A statement about the causes of things or an assertion about the cause of something. X cause Y -Example: the short circuit caused the house to burn down -Example: smoking caused Joe to get lung cancer -Example: Fred said a bunch of mean things to Jennie so she dumped him

Example of inductive reasoning

-This squirrel likes nuts, that squirrel likes nuts, the next ten squirrels like nuts, so, probably all squirrels like nuts -Is this a strong or weak inductive reasoning? -12/12 in our sample of 1 billion squirrels like nuts, so we conclude, probably, all 1 billion squirrels like nuts -Issues: sample size (very small), results of the sample (all similar) -Example: 95% of humans have been heartbroken less than five times in their lives, Socrates is human, so, probably, Socrates was heartbroken less than five times in his life -Premise 1 (true), Premise 2 (true), the inductive reasoning is reasoning from a 95% likelihood in the premise, to a probable (51-99%) likelihood in the conclusion -This is a strong inductive argument -Example: 60% of people know if they are with Mr. or Mrs. Right within ten weeks, John has been with Sally for ten weeks, so, John probably knows if Sally is Mrs. Right -Premise 1 (true), Premise 2 (true), the inductive reasoning is reasoning from a 60% likelihood in the premise, to a probable likelihood in the conclusion -This is a somewhat strong inductive argument.

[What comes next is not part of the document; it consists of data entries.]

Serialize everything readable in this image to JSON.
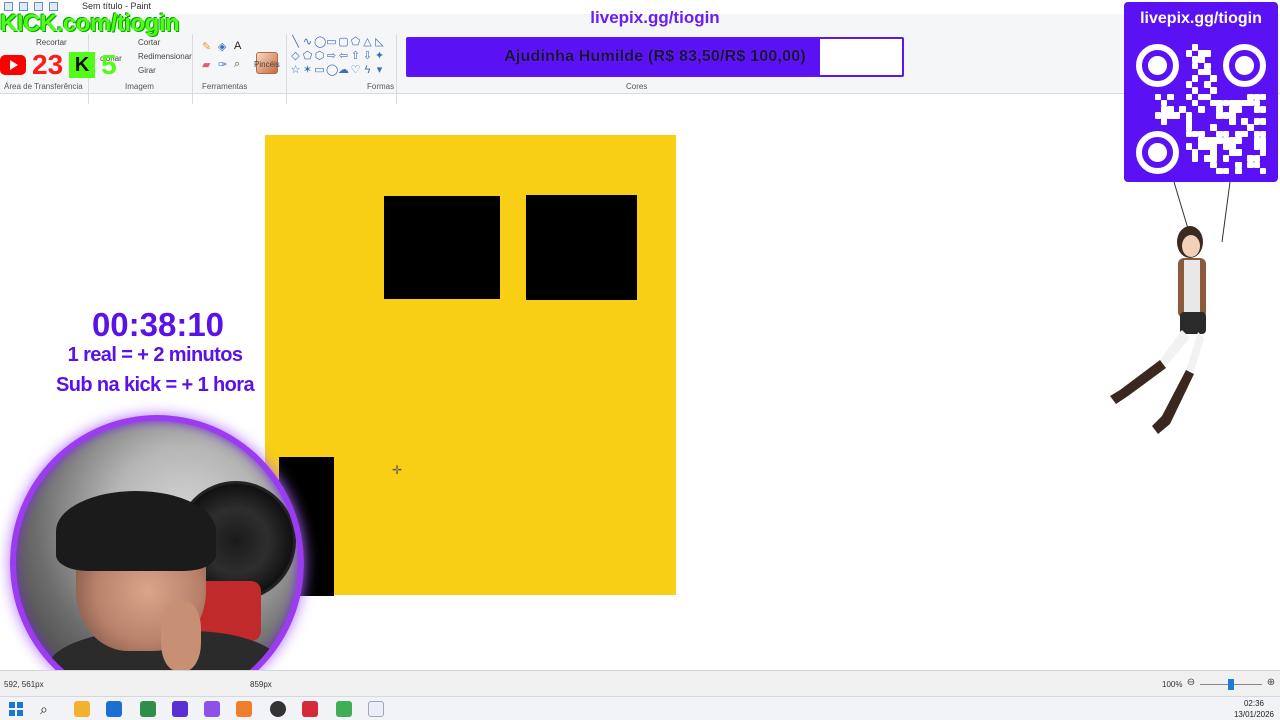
{
  "window": {
    "title": "Sem título - Paint"
  },
  "ribbon": {
    "clipboard_label": "Área de Transferência",
    "image_label": "Imagem",
    "tools_label": "Ferramentas",
    "shapes_label": "Formas",
    "colors_label": "Cores",
    "cut_label": "Cortar",
    "crop_label": "Recortar",
    "resize_label": "Redimensionar",
    "rotate_label": "Girar",
    "brushes_label": "Pincéis",
    "select_label": "cionar"
  },
  "overlay": {
    "kick_url": "KICK.com/tiogin",
    "livepix_top": "livepix.gg/tiogin",
    "youtube_count": "23",
    "kick_count": "5",
    "donation_goal_text": "Ajudinha Humilde (R$ 83,50/R$ 100,00)",
    "donation_progress": 0.835,
    "timer": "00:38:10",
    "rule_real": "1 real = + 2 minutos",
    "rule_sub": "Sub na kick = + 1 hora",
    "qr_title": "livepix.gg/tiogin"
  },
  "statusbar": {
    "cursor_position": "592, 561px",
    "canvas_size": "859px",
    "zoom": "100%"
  },
  "taskbar": {
    "time": "02:36",
    "date": "13/01/2026"
  },
  "colors": {
    "accent_purple": "#5a12f5",
    "paint_yellow": "#f8cf15",
    "kick_green": "#53fc18",
    "youtube_red": "#ff0000"
  }
}
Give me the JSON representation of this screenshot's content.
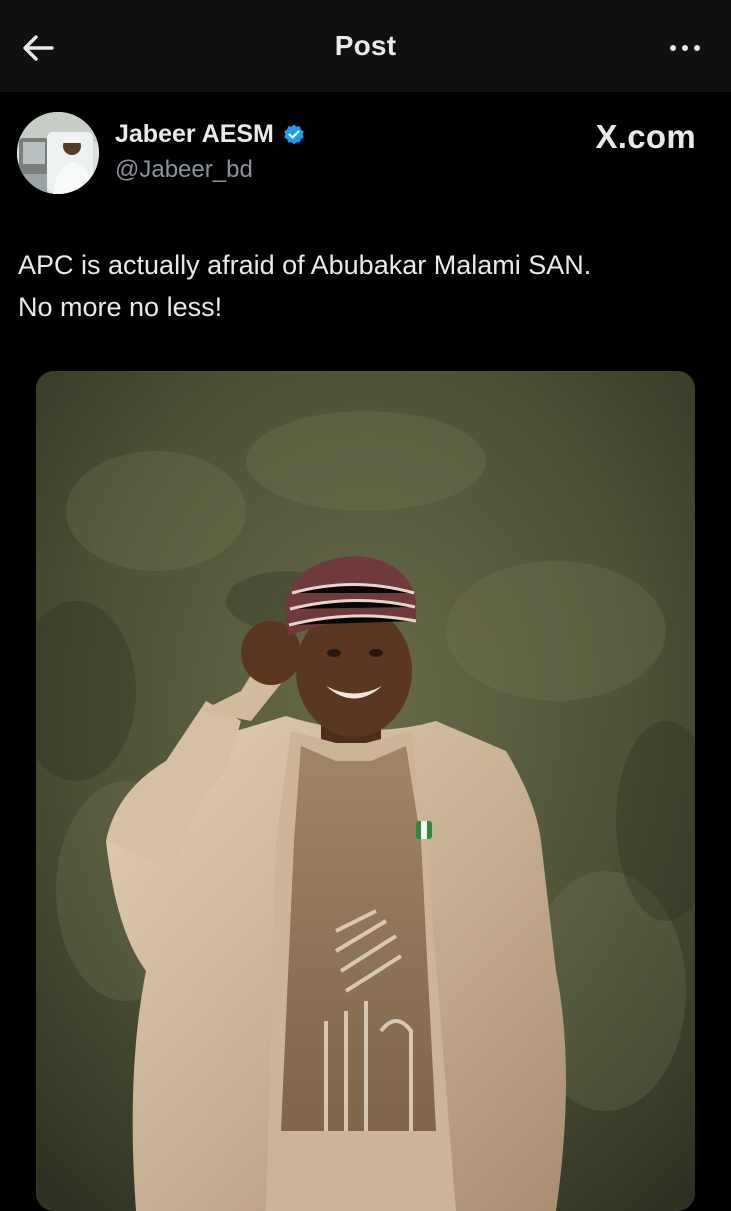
{
  "header": {
    "title": "Post",
    "back_icon": "arrow-left-icon",
    "more_icon": "more-horizontal-icon"
  },
  "author": {
    "name": "Jabeer AESM",
    "handle": "@Jabeer_bd",
    "verified": true,
    "verified_color": "#1d9bf0"
  },
  "watermark": "X.com",
  "post": {
    "text_line1": "APC is actually afraid of Abubakar Malami SAN.",
    "text_line2": "No more no less!"
  },
  "colors": {
    "background": "#000000",
    "topbar": "#0f1012",
    "text_primary": "#e7e9ea",
    "text_secondary": "#8b9298"
  }
}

Individually Necessary and Jointly Sufficient

-When a set of necessary conditions together constitute a sufficient condition for an event we call them 'individually necessary and jointly sufficient' -Example: to keep a goldfish alive, water, plus food, plus warmth is (roughly) an INJS condition

Judging Analogical Reasoning: (3) Number of Instances Compared

-the greater number or cases that show the relevant similarities, the stronger the argument. After all, this shows us that the similarity is not coincidental -Example: The previous 20 times we observed this blood splatter pattern, we learned the gunshot victim was four feet from the gun. In this crime, we have this exact pattern of blood, so the victim was four feet away from the gun.

What is the criteria we can use to judge the strength of arguments by analogy?

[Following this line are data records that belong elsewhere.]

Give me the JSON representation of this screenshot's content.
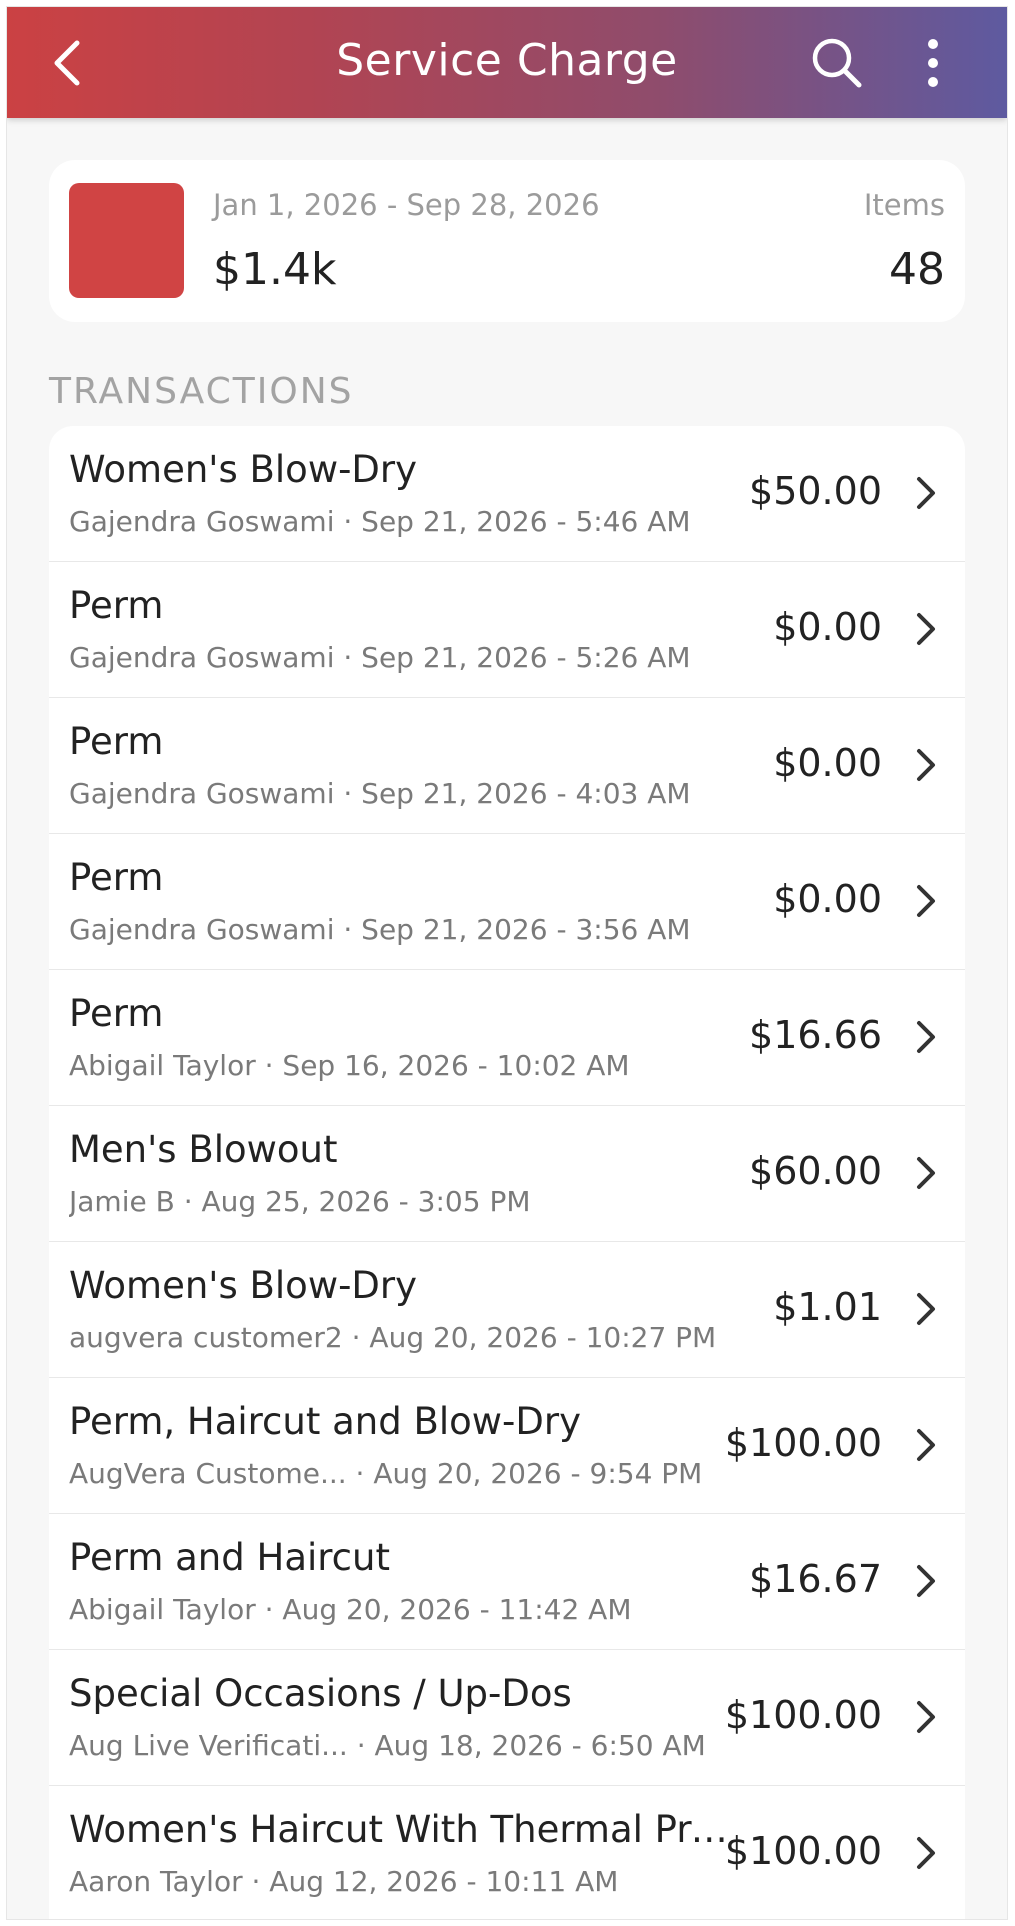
{
  "header": {
    "title": "Service Charge"
  },
  "summary": {
    "date_range": "Jan 1, 2026 - Sep 28, 2026",
    "total": "$1.4k",
    "items_label": "Items",
    "items_count": "48",
    "swatch_color": "#d04444"
  },
  "section": {
    "label": "TRANSACTIONS"
  },
  "transactions": [
    {
      "title": "Women's Blow-Dry",
      "subtitle": "Gajendra Goswami · Sep 21, 2026 - 5:46 AM",
      "amount": "$50.00"
    },
    {
      "title": "Perm",
      "subtitle": "Gajendra Goswami · Sep 21, 2026 - 5:26 AM",
      "amount": "$0.00"
    },
    {
      "title": "Perm",
      "subtitle": "Gajendra Goswami · Sep 21, 2026 - 4:03 AM",
      "amount": "$0.00"
    },
    {
      "title": "Perm",
      "subtitle": "Gajendra Goswami · Sep 21, 2026 - 3:56 AM",
      "amount": "$0.00"
    },
    {
      "title": "Perm",
      "subtitle": "Abigail Taylor · Sep 16, 2026 - 10:02 AM",
      "amount": "$16.66"
    },
    {
      "title": "Men's Blowout",
      "subtitle": "Jamie B · Aug 25, 2026 - 3:05 PM",
      "amount": "$60.00"
    },
    {
      "title": "Women's Blow-Dry",
      "subtitle": "augvera customer2 · Aug 20, 2026 - 10:27 PM",
      "amount": "$1.01"
    },
    {
      "title": "Perm, Haircut and Blow-Dry",
      "subtitle": "AugVera Custome... · Aug 20, 2026 - 9:54 PM",
      "amount": "$100.00"
    },
    {
      "title": "Perm and Haircut",
      "subtitle": "Abigail Taylor · Aug 20, 2026 - 11:42 AM",
      "amount": "$16.67"
    },
    {
      "title": "Special Occasions / Up-Dos",
      "subtitle": "Aug Live Verificati... · Aug 18, 2026 - 6:50 AM",
      "amount": "$100.00"
    },
    {
      "title": "Women's Haircut With Thermal Pre...",
      "subtitle": "Aaron Taylor · Aug 12, 2026 - 10:11 AM",
      "amount": "$100.00"
    }
  ],
  "icons": {
    "back": "chevron-left-icon",
    "search": "search-icon",
    "more": "more-vertical-icon",
    "row_chevron": "chevron-right-icon"
  },
  "colors": {
    "header_gradient_start": "#cb4143",
    "header_gradient_end": "#5e5aa0",
    "accent_swatch": "#d04444"
  }
}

1. Relevant similarities 2. Relevant dissimilarities 3. The number of instances compared 4. Diversity among cases

Sufficient condition:

A condition for the occurence of an event that guarantees that the event occurs a condition that guarantees the event will occur. If C occurs, E occurs, so C is sufficient for E -Example: being red is a sufficient condition for being a colour

Necessary Condition:

A condition for the occurrence of an event without which the event cannot occur or a condition that is needed in order for the event to occur. If C does not occur, E does not occur, so C is necessary for E. -Example: oxygen is a necessary condition for staying alive

Biased sample

A sample that does not properly represent the target group

Evaluating enumerative inductive arguments

Enumerative inductive arguments can be strong or weak, or can vary in strength.

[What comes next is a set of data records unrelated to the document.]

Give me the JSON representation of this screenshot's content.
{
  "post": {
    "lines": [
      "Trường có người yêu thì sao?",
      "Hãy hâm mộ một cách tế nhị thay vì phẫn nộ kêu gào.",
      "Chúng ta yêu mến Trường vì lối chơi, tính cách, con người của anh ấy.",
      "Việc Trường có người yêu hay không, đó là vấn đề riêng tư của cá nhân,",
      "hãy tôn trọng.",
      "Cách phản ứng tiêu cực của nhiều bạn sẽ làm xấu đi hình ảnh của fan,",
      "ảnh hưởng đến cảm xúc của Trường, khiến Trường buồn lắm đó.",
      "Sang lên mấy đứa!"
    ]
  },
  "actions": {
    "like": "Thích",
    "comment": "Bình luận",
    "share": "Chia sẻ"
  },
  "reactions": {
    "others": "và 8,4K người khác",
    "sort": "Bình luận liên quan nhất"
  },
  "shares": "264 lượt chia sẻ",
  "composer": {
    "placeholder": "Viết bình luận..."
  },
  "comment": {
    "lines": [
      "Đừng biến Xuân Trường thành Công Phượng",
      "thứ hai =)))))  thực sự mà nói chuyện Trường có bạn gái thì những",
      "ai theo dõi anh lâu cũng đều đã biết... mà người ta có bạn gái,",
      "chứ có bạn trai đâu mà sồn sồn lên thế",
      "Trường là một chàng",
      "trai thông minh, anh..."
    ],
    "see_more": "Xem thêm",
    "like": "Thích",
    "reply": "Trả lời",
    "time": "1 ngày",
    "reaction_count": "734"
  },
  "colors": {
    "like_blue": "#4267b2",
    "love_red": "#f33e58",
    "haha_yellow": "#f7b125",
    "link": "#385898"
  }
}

A condition can be sufficient but not necessary

Example: being red is sufficient for being colour, but not necessary, since brown and green are colours too

Relevant property (property in question)

In enumerative induction, a property, or characteristic, that is of interest in the target group.

Representative sample

In enumerative induction, a sample that resembles the target group in all relevant ways

Sample (sample member)

In enumerative induction, the observed members of the target group

Target group (target population)

In enumerative induction, the whole collection of individuals, under study

Inductive reasoning example?

This squirrel likes nuts, that squirrel likes nuts, the next ten squirrels like nuts, so, probably, all squirrels like nuts -The conclusion is only probably, as we have not studied every squirrel, so we are not sure they are like nuts. But, the conclusion is probably true, as every squirrel we studied likes nuts, so, probably, they all do. -Inductive reasoning is ampliative: from facts about ten squirrels, we conclude something about all squirrels.